South Strip, South of the Spectacle
The stretch of Las Vegas Boulevard south of Mandalay Bay operates at a different register than the casino-dense corridor to the north. The lighting is less insistent, the foot traffic thinner, and the dining rooms that line this end of the boulevard tend to draw locals and hotel guests who have already seen enough spectacle to want a meal that simply delivers on what it promises. Don Vito's is a Traditional Italian restaurant in Las Vegas, priced around $30 per person, at 9777 Las Vegas Blvd S, occupying that context. The address alone positions it within a quieter gravitational field than, say, the dining rooms clustered inside the Venetian or Bellagio properties further up the Strip.
Italian-American dining has a long and sincere history in Las Vegas. Long before the city became a laboratory for celebrity-chef outposts, red-sauce restaurants and white-tablecloth Italian rooms were among the most dependable fixtures in the local dining calendar. That tradition runs through places like Sinatra at the Encore, which leans into a mid-century supper-club register, and it surfaces in neighbourhood trattorias well away from the neon. Don Vito's name signals clearly which side of that tradition it is drawing from: the family-register, godfather-era Italian-American idiom that prizes comfort and familiarity over provocation.
What the Room Communicates
Italian-American dining rooms in the US generally ask the same sensory questions: how much warmth do the materials carry, how close are the tables, and does the lighting favour conversation over Instagram performance? The Italian-American format at its most effective operates at a middle frequency where the acoustics allow talking across a table without effort, the smell of garlic and olive oil is present but not aggressive, and the visual language of the room (dark wood, framed photographs, candle-adjacent lighting) reinforces the idea that you are somewhere that has been feeding people for a long time. The name and the address both point in that direction.

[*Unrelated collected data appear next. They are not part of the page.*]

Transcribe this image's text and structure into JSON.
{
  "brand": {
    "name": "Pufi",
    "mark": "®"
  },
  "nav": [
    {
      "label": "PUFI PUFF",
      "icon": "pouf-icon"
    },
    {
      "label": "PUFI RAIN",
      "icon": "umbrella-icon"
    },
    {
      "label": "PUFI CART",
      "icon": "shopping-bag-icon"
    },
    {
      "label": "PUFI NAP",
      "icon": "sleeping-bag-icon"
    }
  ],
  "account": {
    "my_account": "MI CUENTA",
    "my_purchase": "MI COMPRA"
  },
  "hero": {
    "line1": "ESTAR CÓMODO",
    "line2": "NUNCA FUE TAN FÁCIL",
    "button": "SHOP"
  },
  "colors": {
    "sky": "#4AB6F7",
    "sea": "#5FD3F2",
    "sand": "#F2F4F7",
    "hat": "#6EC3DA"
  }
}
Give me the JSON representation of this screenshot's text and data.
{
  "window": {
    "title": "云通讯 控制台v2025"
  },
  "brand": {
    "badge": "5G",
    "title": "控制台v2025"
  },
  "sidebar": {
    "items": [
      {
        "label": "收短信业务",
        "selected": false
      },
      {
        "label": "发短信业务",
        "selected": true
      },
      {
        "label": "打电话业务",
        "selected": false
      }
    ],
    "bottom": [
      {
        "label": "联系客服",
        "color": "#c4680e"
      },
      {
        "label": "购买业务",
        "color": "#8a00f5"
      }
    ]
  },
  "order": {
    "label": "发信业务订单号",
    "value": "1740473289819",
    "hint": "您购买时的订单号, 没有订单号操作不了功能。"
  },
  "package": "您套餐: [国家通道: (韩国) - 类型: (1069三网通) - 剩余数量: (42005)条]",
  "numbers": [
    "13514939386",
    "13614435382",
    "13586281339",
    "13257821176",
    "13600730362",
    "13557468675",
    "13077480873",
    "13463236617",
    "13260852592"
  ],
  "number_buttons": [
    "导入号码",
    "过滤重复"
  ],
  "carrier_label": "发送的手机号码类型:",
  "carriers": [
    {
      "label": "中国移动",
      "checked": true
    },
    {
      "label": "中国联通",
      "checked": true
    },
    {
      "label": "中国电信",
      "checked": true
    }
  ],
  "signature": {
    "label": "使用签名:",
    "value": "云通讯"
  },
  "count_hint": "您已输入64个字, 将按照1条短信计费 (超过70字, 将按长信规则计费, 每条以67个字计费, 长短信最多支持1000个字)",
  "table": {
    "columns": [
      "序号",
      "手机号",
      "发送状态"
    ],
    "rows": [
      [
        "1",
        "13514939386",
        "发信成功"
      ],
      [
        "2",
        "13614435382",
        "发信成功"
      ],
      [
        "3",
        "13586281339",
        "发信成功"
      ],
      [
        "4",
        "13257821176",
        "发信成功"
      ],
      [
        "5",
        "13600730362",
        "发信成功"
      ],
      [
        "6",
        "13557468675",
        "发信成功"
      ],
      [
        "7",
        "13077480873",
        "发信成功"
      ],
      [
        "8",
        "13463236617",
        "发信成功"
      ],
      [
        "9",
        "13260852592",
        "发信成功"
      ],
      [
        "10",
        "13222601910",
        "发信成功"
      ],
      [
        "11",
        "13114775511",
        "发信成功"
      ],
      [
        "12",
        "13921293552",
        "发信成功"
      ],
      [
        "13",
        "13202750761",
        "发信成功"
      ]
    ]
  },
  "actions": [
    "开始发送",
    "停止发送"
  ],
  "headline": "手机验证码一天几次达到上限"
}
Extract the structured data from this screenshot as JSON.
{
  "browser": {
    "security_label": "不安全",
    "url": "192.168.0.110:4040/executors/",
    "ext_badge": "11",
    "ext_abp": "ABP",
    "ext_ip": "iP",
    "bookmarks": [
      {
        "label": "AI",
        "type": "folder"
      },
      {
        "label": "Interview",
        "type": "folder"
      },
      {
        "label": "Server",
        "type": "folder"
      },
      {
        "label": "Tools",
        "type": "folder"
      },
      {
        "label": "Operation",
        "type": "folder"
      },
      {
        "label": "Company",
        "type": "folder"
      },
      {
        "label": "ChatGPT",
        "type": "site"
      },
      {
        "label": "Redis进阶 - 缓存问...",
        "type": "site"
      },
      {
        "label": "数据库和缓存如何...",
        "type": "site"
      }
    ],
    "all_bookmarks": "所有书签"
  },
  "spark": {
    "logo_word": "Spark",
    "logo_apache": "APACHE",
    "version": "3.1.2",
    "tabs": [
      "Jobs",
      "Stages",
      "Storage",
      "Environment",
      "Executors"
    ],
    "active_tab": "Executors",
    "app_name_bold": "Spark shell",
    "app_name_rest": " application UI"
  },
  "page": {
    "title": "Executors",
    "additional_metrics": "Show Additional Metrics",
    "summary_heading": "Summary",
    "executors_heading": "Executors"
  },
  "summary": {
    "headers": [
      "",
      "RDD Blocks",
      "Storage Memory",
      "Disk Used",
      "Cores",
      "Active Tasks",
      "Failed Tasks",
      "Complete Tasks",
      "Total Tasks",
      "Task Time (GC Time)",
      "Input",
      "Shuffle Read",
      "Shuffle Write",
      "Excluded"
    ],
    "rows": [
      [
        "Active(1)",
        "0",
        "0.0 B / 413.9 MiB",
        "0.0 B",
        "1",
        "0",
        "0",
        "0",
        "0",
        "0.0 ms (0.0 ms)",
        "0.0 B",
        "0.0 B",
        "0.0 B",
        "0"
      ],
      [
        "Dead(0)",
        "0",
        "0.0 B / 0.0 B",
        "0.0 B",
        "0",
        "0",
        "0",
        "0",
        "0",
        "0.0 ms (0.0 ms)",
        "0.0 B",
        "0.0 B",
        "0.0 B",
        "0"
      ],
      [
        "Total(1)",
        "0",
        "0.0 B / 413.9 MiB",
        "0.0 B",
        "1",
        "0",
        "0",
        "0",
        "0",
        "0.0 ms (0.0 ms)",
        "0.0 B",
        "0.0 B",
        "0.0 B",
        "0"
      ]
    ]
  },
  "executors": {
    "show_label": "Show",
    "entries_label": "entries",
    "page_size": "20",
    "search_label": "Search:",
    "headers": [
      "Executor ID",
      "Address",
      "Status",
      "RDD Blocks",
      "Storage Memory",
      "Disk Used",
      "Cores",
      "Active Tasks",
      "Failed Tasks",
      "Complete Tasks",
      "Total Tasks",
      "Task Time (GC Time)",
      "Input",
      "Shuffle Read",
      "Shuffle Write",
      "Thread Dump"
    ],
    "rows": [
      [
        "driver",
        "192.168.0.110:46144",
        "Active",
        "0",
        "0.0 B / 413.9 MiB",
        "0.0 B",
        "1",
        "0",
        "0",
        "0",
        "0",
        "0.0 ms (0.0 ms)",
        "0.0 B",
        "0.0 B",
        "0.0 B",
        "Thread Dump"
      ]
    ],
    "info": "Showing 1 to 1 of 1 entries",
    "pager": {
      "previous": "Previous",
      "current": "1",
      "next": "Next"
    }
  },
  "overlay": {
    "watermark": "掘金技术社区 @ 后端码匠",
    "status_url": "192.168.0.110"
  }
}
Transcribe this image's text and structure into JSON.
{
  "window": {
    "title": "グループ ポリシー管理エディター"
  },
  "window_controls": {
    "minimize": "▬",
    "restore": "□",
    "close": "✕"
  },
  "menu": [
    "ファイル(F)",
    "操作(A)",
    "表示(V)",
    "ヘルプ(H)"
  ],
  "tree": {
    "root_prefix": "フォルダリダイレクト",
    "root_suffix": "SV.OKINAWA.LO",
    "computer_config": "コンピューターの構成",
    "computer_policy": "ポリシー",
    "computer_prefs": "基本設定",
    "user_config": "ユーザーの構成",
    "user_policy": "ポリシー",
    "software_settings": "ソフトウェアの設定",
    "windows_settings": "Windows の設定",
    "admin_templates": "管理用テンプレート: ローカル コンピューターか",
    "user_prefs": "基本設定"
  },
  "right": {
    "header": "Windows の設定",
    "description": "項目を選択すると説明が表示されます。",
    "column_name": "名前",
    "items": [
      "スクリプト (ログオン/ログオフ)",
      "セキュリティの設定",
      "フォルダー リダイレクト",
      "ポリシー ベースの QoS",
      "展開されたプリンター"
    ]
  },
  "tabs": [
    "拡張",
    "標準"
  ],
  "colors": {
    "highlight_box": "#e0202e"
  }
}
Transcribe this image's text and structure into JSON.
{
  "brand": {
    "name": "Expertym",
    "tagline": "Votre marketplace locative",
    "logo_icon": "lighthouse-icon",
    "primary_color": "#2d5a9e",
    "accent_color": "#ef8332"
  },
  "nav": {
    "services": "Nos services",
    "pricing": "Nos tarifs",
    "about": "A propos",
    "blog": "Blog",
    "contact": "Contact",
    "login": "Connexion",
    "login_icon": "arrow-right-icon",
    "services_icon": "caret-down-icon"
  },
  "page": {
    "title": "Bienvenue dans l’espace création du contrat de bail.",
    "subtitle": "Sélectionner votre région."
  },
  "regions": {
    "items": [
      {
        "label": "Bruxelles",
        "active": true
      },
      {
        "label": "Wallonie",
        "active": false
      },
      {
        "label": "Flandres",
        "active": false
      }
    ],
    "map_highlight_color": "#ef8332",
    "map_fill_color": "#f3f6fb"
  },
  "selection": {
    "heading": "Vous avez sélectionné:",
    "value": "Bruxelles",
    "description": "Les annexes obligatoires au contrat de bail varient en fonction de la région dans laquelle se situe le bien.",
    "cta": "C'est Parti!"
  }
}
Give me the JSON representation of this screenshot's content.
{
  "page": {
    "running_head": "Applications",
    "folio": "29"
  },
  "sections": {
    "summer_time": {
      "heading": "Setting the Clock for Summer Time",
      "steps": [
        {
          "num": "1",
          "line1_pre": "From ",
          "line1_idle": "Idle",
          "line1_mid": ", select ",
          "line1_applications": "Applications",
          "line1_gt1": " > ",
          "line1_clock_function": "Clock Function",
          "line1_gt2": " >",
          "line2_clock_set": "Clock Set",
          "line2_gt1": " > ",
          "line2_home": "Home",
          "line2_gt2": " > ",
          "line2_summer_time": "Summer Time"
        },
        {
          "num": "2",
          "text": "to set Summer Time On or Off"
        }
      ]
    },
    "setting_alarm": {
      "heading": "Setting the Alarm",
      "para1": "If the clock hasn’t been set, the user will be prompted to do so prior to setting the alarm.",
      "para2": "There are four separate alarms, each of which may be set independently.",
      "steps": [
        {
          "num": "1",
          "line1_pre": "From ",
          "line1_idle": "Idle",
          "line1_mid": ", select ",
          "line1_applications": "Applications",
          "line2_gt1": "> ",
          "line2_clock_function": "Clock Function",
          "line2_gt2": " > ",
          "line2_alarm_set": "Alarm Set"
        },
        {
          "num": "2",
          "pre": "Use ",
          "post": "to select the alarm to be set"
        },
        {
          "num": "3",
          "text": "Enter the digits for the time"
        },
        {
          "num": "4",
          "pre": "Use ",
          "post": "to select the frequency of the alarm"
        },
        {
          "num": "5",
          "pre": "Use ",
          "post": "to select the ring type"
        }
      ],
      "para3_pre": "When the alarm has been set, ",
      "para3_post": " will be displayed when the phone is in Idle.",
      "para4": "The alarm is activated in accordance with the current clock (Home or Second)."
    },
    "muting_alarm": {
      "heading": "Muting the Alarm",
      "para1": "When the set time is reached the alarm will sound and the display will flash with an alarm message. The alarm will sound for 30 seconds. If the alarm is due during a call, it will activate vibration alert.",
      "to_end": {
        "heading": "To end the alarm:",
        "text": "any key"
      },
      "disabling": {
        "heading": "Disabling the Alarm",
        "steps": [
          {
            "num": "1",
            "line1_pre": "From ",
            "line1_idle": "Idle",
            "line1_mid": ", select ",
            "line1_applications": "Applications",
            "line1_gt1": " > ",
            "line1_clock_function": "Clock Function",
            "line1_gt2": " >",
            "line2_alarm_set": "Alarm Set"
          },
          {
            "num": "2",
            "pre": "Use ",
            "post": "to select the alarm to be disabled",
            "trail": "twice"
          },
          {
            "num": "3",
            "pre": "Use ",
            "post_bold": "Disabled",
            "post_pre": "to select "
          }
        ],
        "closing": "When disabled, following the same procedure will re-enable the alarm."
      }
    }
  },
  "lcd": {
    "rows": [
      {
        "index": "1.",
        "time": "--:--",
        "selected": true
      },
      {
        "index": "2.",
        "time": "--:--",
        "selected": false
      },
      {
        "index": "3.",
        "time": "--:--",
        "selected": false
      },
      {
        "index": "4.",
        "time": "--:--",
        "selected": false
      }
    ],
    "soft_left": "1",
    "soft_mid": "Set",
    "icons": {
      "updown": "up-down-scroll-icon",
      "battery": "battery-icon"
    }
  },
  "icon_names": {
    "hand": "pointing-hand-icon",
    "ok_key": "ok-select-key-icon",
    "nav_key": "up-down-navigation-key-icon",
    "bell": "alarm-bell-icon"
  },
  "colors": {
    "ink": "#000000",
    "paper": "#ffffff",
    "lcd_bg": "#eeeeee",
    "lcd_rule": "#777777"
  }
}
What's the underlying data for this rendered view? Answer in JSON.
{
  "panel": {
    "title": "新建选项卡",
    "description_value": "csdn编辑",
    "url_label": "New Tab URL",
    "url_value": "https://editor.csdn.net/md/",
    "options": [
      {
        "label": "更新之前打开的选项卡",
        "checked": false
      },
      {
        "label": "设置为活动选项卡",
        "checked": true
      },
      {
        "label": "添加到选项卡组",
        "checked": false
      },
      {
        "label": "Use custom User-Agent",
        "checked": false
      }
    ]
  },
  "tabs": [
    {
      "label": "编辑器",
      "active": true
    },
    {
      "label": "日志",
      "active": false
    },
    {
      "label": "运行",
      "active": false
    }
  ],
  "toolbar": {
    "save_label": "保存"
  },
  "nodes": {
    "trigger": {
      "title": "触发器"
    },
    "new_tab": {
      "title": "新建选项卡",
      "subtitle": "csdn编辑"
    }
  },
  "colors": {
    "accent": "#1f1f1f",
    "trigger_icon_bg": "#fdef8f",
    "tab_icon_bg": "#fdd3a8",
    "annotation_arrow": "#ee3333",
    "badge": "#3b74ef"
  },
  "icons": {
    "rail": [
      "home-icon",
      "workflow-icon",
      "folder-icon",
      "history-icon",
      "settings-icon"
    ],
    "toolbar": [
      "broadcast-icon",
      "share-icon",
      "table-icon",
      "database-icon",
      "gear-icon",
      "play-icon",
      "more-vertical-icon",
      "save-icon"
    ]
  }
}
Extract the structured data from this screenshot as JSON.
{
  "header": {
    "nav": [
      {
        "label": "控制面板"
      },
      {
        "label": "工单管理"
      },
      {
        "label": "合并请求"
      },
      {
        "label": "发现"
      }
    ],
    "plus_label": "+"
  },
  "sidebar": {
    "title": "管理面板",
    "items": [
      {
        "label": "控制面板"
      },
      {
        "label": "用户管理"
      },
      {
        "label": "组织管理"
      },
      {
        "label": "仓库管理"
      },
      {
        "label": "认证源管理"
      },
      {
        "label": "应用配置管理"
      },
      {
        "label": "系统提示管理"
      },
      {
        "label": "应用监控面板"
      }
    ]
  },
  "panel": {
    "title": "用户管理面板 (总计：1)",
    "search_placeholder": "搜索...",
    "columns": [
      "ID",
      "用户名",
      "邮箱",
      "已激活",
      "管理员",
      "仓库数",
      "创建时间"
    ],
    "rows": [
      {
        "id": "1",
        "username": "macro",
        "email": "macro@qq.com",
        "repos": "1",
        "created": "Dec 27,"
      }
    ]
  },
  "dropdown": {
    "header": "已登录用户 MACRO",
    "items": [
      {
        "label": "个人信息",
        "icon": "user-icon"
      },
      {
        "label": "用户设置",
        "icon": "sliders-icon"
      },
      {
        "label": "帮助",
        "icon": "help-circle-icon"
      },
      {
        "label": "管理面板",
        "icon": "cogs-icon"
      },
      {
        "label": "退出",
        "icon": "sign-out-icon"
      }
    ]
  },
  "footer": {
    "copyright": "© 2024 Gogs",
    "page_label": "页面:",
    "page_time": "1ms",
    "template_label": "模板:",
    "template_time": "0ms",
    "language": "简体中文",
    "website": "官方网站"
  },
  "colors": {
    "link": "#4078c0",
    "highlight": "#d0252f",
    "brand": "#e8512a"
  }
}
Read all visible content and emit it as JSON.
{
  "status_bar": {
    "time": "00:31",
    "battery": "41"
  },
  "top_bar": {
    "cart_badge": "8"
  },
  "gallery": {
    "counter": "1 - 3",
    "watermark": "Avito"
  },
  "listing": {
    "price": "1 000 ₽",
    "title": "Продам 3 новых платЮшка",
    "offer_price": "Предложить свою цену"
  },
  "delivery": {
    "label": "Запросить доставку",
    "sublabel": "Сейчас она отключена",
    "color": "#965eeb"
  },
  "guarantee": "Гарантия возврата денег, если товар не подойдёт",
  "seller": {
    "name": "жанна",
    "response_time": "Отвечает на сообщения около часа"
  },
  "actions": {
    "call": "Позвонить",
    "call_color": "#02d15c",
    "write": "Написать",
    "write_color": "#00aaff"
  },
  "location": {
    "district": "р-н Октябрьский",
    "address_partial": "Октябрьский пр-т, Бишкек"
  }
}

For diners arriving from the casino floor environments further north, the contrast in scale alone registers as a sensory shift. Rooms like this tend to carry a different sound profile than the dining floors embedded inside large gaming resorts, where the ambient noise of a hotel property bleeds through. Standalone restaurants on the southern boulevard sit closer to the street and, by extension, to the ordinary rhythms of the city rather than the engineered environment of a casino.
Where Don Vito's Sits in the Broader Las Vegas Italian Tier
Las Vegas runs a wide Italian spectrum. At one end sit the white-tablecloth rooms with imported pasta programs and wine lists built around Barolo and Brunello. At the other end are the neighbourhood pizzerias and pasta houses that serve the city's actual residents rather than its visitors. The Italian-American comfort format occupies a middle position, more generous in portion logic than the fine-dining end, more deliberate in its sourcing and preparation than the purely casual tier.
Sinatra at Encore represents the celebrity-era Italian room, trade-marked as much by its concept as its kitchen. Don Vito's, by contrast, works within the family-name tradition: proprietorial, place-specific, without the scaffolding of a larger hospitality brand behind it. That positioning has its own logic in a city where the branded mega-restaurant and the anonymous neighbourhood spot are the two dominant poles. The middle ground, occupied by restaurants that carry a name but not a franchise, is a harder position to hold, and it tends to produce either the most consistent or the most variable results depending on the ownership commitment behind it.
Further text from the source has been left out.